2). Is your cloned sequence IDENTICAL to any
sequences in GenBank? What are the
differences between your sequence and the yeast sequences in GenBank? What are possible sources of discrepancies
between your sequence and yeast sequences contained in GenBank?
3). What genes does your cloned sequence
represent?
4) What is the putative function of the gene
if know?
5) Does your cloned sequence share significant
similarity with any non-yeast genes?
Are their functions similar?
Step
III. Restriction Mapping
10)
On the DNA Analysis
page, select the yeast gene sequence that most closely matches your cloned
sequence. If you checked the GenBank file
when you viewed it, the sequence should
be on your list. Alternatively, you can copy the nucleotide sequence (with
no additional text) from the GenBank file and past it into the DNA analysis box
using the “Add” function on the DNA Analysis page.
11)
Under Sequence
Manipulation, check and run the Restriction Analysis program.
12)
Print the linear
map indicating the positions cleaved by all enzymes that recognize 6 bp
sequences. Does Eco RI or Hind III cut
the sequence? How many times?
Step
IV. Protein Analysis
With the yeast gene sequence
that most closely matches your cloned sequence still selected, select and run
the Robot DNA Translation program from the Analysis page.
13)
Print out all 6
possible protein reading frames for your report.
14)
Click on the correct
reading frame link to display the translated protein sequences.
15)
Click on the first
methionine residue of the longest open reading frame. This will cause the protein sequence to be displayed as a
SWISS-PROT (a database format) virtual translation product.
16)
Scan the sequence with
the Prosite program for protein recognition pattern predictions. Print out the predicted recognition
sequences for your report.
17)
Use the “Back” control
to return to the Prosite sequence. Run
the Prot Param program to determine the predicted parameters for # of amino
acid residues, MW, iso-electric point (PI), amino acid composition, etc. Print this information out for your
report.
18)
Use the “Back”
control to return to the Prosite sequence.

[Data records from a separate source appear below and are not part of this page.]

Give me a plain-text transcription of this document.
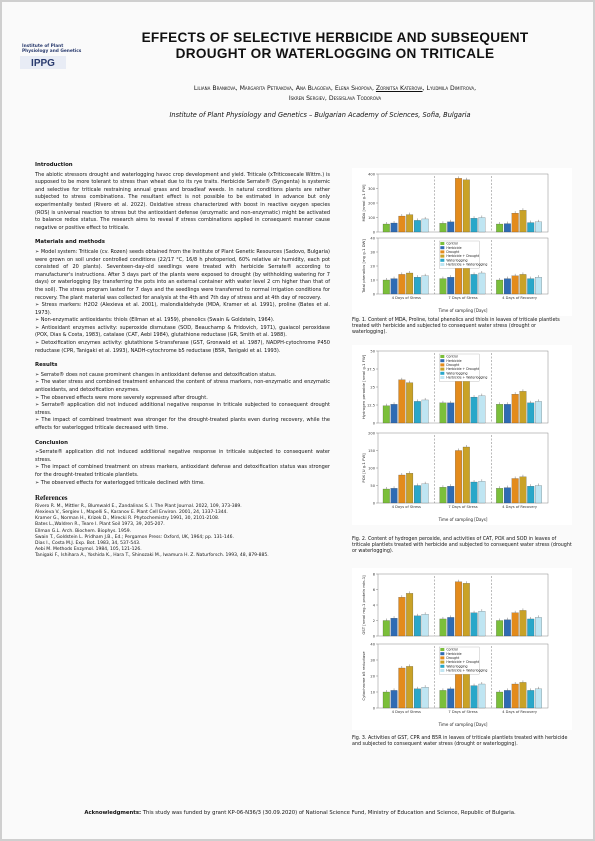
Institute of Plant
Physiology and Genetics
IPPG
EFFECTS OF SELECTIVE HERBICIDE AND SUBSEQUENT
DROUGHT OR WATERLOGGING ON TRITICALE
Liliana Brankova, Margarita Petrakova, Ana Blagoeva, Elena Shopova, Zornitsa Katerova, Lyudmila Dimitrova,
Iskren Sergiev, Dessislava Todorova
Institute of Plant Physiology and Genetics – Bulgarian Academy of Sciences, Sofia, Bulgaria
Introduction

The abiotic stressors drought and waterlogging havoc crop development and yield. Triticale (xTriticosecale Wittm.) is supposed to be more tolerant to stress than wheat due to its rye traits. Herbicide Serrate® (Syngenta) is systemic and selective for triticale restraining annual grass and broadleaf weeds. In natural conditions plants are rather subjected to stress combinations. The resultant effect is not possible to be estimated in advance but only experimentally tested (Rivero et al. 2022). Oxidative stress characterized with boost in reactive oxygen species (ROS) is universal reaction to stress but the antioxidant defense (enzymatic and non-enzymatic) might be activated to balance redox status. The research aims to reveal if stress combinations applied in consequent manner cause negative or positive effect to triticale.

Materials and methods

➢ Model system: Triticale (cv. Rozen) seeds obtained from the Institute of Plant Genetic Resources (Sadovo, Bulgaria) were grown on soil under controlled conditions (22/17 °C, 16/8 h photoperiod, 60% relative air humidity, each pot consisted of 20 plants). Seventeen-day-old seedlings were treated with herbicide Serrate® according to manufacturer's instructions. After 3 days part of the plants were exposed to drought (by withholding watering for 7 days) or waterlogging (by transferring the pots into an external container with water level 2 cm higher than that of the soil). The stress program lasted for 7 days and the seedlings were transferred to normal irrigation conditions for recovery. The plant material was collected for analysis at the 4th and 7th day of stress and at 4th day of recovery.

➢ Stress markers: H2O2 (Alexieva et al. 2001), malondialdehyde (MDA, Kramer et al. 1991), proline (Bates et al. 1973).

➢ Non-enzymatic antioxidants: thiols (Ellman et al. 1959), phenolics (Swain & Goldstein, 1964).

➢ Antioxidant enzymes activity: superoxide dismutase (SOD, Beauchamp & Fridovich, 1971), guaiacol peroxidase (POX, Dias & Costa, 1983), catalase (CAT, Aebi 1984), glutathione reductase (GR, Smith et al. 1988).

➢ Detoxification enzymes activity: glutathione S-transferase (GST, Gronwald et al. 1987), NADPH-cytochrome P450 reductase (CPR, Tanigaki et al. 1993), NADH-cytochrome b5 reductase (B5R, Tanigaki et al. 1993).

Results

➢ Serrate® does not cause prominent changes in antioxidant defense and detoxification status.

➢ The water stress and combined treatment enhanced the content of stress markers, non-enzymatic and enzymatic antioxidants, and detoxification enzymes.

➢ The observed effects were more severely expressed after drought.

➢ Serrate® application did not induced additional negative response in triticale subjected to consequent drought stress.

➢ The impact of combined treatment was stronger for the drought-treated plants even during recovery, while the effects for waterlogged triticale decreased with time.

Conclusion

➢Serrate® application did not induced additional negative response in triticale subjected to consequent water stress.

➢ The impact of combined treatment on stress markers, antioxidant defense and detoxification status was stronger for the drought-treated triticale plantlets.

➢ The observed effects for waterlogged triticale declined with time.

References

Rivero R. M., Mittler R., Blumwald E., Zandalinas S. I. The Plant Journal. 2022, 109, 373-389.

Alexieva V., Sergiev I., Mapelli S., Karanov E. Plant Cell Environ. 2001, 24, 1337-1344.

Kramer G., Norman H., Krizek D., Mirecki R. Phytochemistry 1991, 30, 2101-2108.

Bates L.,Waldren R., Teare I. Plant Soil 1973, 39, 205-207.

Ellman G.L. Arch. Biochem. Biophys. 1959.

Swain T., Goldstein L. Pridham J.B., Ed.; Pergamon Press: Oxford, UK, 1964; pp. 131-146.

Dias I., Costa M.J. Exp. Bot. 1983, 34, 537-543.

Aebi M. Methods Enzymol. 1984, 105, 121-126.

Tanigaki F., Ishihara A., Yoshida K., Hara T., Shinozaki M., Iwamura H. Z. Naturforsch. 1993, 48, 879-885.

0
100
200
300
400
MDA [nmol g-1 FW]
0
10
20
30
40
Total phenolics [mg g-1 DW]
4 Days of Stress	7 Days of Stress	4 Days of Recovery
Control
Herbicide
Drought
Herbicide + Drought
Waterlogging
Herbicide + Waterlogging
Time of sampling [Days]
Fig. 1. Content of MDA, Proline, total phenolics and thiols in leaves of triticale plantlets treated with herbicide and subjected to consequent water stress (drought or waterlogging).
0
12.5
25
37.5
50
Hydrogen peroxide [nmol g-1 FW]	Control
Herbicide
Drought
Herbicide + Drought
Waterlogging
Herbicide + Waterlogging
0
50
100
150
200
POX [U g-1 FW]
4 Days of Stress	7 Days of Stress	4 Days of Recovery
Time of sampling [Days]
Fig. 2. Content of hydrogen peroxide, and activities of CAT, POX and SOD in leaves of triticale plantlets treated with herbicide and subjected to consequent water stress (drought or waterlogging).
0
2
4
6
8
GST [nmol mg-1 protein min-1]
0
10
20
30
40
Cytochrome b5 reductase
4 Days of Stress	7 Days of Stress	4 Days of Recovery
Control
Herbicide
Drought
Herbicide + Drought
Waterlogging
Herbicide + Waterlogging
Time of sampling [Days]
Fig. 3. Activities of GST, CPR and B5R in leaves of triticale plantlets treated with herbicide and subjected to consequent water stress (drought or waterlogging).
Acknowledgments: This study was funded by grant KP-06-N36/3 (30.09.2020) of National Science Fund, Ministry of Education and Science, Republic of Bulgaria.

Select the NCBI BLAST program and run BLAST P to compare your translated
sequence to all of the know protein sequences.
Print out the list of all related protein sequences for your report.
19)
Click the accession
numbers of the proteins with the greatest similarity to your protein and read
as much information as possible about each of the related proteins in order to
learn about possible functions of the protein.
You might check out the literature links as well from both the GenBank
and SWISS-PROT pages. Include this
information in the answer to question #4.
6.
What is an open reading frame (ORF)?
7.
For any given DNA sequence, how many possible reading frames are there? Explain.
8.
Which reading frame most likely contains the open reading frame for the unknown
protein? How can you tell (think about start and stop codons)?
9)
Based on the information you have gathered from your analysis, what is the most
likely function of the protein represented by the gene fragment you have
cloned?
10)
Based on what you have learned about the function and sub cellular localization
of the protein, are any of the protein localization or modification sites
determined by Prosite likely NOT to be used?